Whether you’re a one-man band or an established local business such as Atlas Ceramics who are one of the UK’s leading ceramics providers. There are some great tips to be found on growing your business – everything from product innovation, partnerships and expanding your market to search engine optimisation and the mastering of paid advertising platforms.
The problem is, they all require funding– and when you’re starting up or looking to expand, money is often difficult to funnel into growth. This is especially the case if you’ve previously run into financial issues like bankruptcy or court action.
We’ll take a look at a number of alternative ways that you can explore to find that all important cash that’s needed to put your growth plans in action.
You can be forgiven if you’re not fully familiar with crowdfunding – it’s a relative new-comer to the business finance marketplace, but it looks like it’s here to stay.

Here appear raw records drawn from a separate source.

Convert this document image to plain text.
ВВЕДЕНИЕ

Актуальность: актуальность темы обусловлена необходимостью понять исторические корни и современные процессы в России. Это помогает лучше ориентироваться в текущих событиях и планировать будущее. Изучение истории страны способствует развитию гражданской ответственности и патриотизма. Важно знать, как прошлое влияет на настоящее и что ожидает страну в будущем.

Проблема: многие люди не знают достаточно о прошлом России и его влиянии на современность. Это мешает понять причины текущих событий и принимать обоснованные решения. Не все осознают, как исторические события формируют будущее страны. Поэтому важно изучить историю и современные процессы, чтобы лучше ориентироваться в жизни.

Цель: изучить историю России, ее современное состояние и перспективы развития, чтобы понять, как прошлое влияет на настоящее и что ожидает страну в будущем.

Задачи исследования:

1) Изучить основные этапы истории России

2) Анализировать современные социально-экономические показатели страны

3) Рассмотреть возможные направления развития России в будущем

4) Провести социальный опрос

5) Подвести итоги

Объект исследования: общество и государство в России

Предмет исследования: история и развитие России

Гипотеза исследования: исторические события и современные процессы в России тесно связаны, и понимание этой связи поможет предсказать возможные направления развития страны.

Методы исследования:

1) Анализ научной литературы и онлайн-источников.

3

Essentially, rather than making your business look appealing to one investor or finance organisation, you’re going to make your business proposition look attractive to a greater number of smaller more casual investors – hence, ‘crowd’.
And when we say small, we potentially mean really small. Crowdfunding often means people can support your business with tiny amount, £5 or £10 – although many will choose to offer more. In return, you might offer a variety of things on a sliding scale.
For example; you’re putting an innovative new low cost product out to market and hoping to raise £100,000 to do so. A £5 contribution might be rewarded with a personal letter of thanks and a mention on your website and social media. A £50 contribution might get that plus a pre-release version of the product you’re developing – and a £5,000 contribution might get you a small stake in the business or a product line named after you!
The possibilities are only limited by your imagination – and some extremely successful businesses have funded their growth in exactly this way – from smartwatches and 3D printers to innovative music services and even movies.
An angel investor is someone who’s looking for lively businesses with great ideas but a lack of capital – with a view to funding your development or growth.
Now, they’re not charities! Angel investors will be looking for a portion of your business in return – or at the very least, a guaranteed return on the money they inject – that said, you’re likely to get more than money from someone who’s looking to invest.
Owing to their new stake in the business, angel investors will want to support you when it comes to the growth you’re seeking. Many will come with invaluable contacts and industry experience that would otherwise be out of your reach. You’re even more likely to find this type of value if you look at accessing a funds that are pooled by numerous angel investors – with you able to pull out the advice and experience you need.
You’re going to want to have an extremely detailed plan in place before you approach an investor – although your ideas and personality stand to carry you a long way, there are some business fundamentals that they’ll want to see in place before they put their money on the table.
An even more recent approach to financing your business than crowdfunding, accelerators take you and your ideas – then turbocharge them with investment and a series of development tools.
It’s fair to imagine taking part in an accelerator programme as something of a ‘business bootcamp’ – with a growth goal and deadline agreed upon successful application to the program. When the deadline date arrives, you’d normally be expected to take part in a demo day, where your newly polished brand and product are presented to potential investors.
Accelerator programs will often see a chunk of capital invested into your business to aid the planned growth – with either repayment terms or distribution of company shares planned to repay that investment.
There are a lot of criteria to meet before you’re accepted onto an accelerator program, not least the fact that you’re expected to have a reasonable sized team, with the attitude that one person alone will not be able to manage the workload and ensuing growth. The acceptance rates onto programs are low, but if you’ve got a great product and a will to succeed then you’re in with a chance…
Grants and government loans
Now, if you’re expecting to qualify for a grant or government loan off-the-cuff you’re probably going to be disappointed – but if you fit into a particular category of business owner, area or industry then you might find a grant or loan to be perfect.
What that particular industry, geographical area or demographic will be depends entirely on the types of business that your local or national government are hoping bolster – but you’d be amazed at quite how many areas of interest a government can have.
For example, in 2013 it was announced that 1/3rd of government subcontracts would be offered to small businesses – and while they’re not quite at that level yet, there are a number of incentives and schemes set up to help you apply to work in partnership with a variety of government departments.
Whether you’re looking to overhaul your business premises, launch a new product or take on new staff members, there are schemes that could support you. Talking to your local government business advisor is a good first step – even if your plans are just at outline stage for now.
You’ll be expected to put together business plans and projections at incredible depth – so be warned, when you’re applying for government money, there’s no quick decisions or 1 page applications! The money you’re applying for is likely to take a while to hit your account too, as there’s a lot of red tape to be worked through.
That said, if you’re approved, you’re likely to get money that doesn’t have to be repaid – or is repaid interest free. It’s possible that you’ll need to check in with a business mentor as your plans develop – but if that’s the key to the growth of your business, it’s likely to be a welcome inconvenience.